Fredrik N.G. Andersson, Andreas Bergh and Anders Olshov, all representatives of think-tank Intelligence Watch, noted that the current situation in Sweden is similar to that in countries like Spain, Portugal and Ireland in the years before the financial crisis of 2008.
Two major imbalances have been pointed out as the reason for the coming crisis: massive growth of household debt, which soon is believed to exceed 180 percent of available income, as well as the heavy influx of asylum-seekers from the Asia and Africa.
"Sweden has one of the largest banking sectors in relation to the size of the country's economy and may find it difficult to manage a banking crisis as a result of an unsustainable household debt," the economists wrote.
"There is a threat of mass unemployment among the new arrivals, which may stir social tensions," the report said.
According to the economists, competent bodies have turned a blind eye to the development of this terrible situation for too long. At present, the crisis can no longer be prevented, but only "mitigated," they argued.
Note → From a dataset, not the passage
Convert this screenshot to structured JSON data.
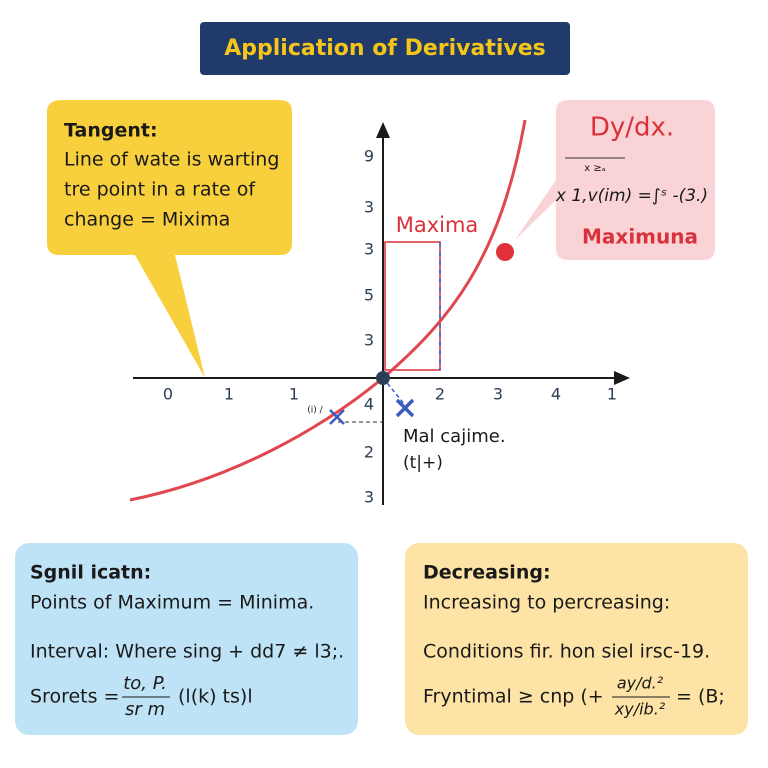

"The economic crash will hit hard both the Swedish economy and the Swedish model. History shows that financial crises turn out to be most costly during peacetime. Together with the outlay on reception of refugees and the lack of integration, the effects of the crisis may be even worse," summarized the expert trio.
Despite the immigration being touted by Sweden's major media and mainstream politicians as "a great opportunity," the government has been forced to spend billions on creating tax-funded welfare jobs.
Prime Minister Stefan Löfven also stressed the need for more menial jobs in Sweden. At the same, he noted that immigrants should work with Sweden's cultural heritage, digitalize documents in public administration and take care of the elderly and the sick.
Last year, the unemployment rate among native Swedes was 4.6 percent — compared to 21.6 percent among foreign-born in general, with the percentage peaking among low-skilled immigrants.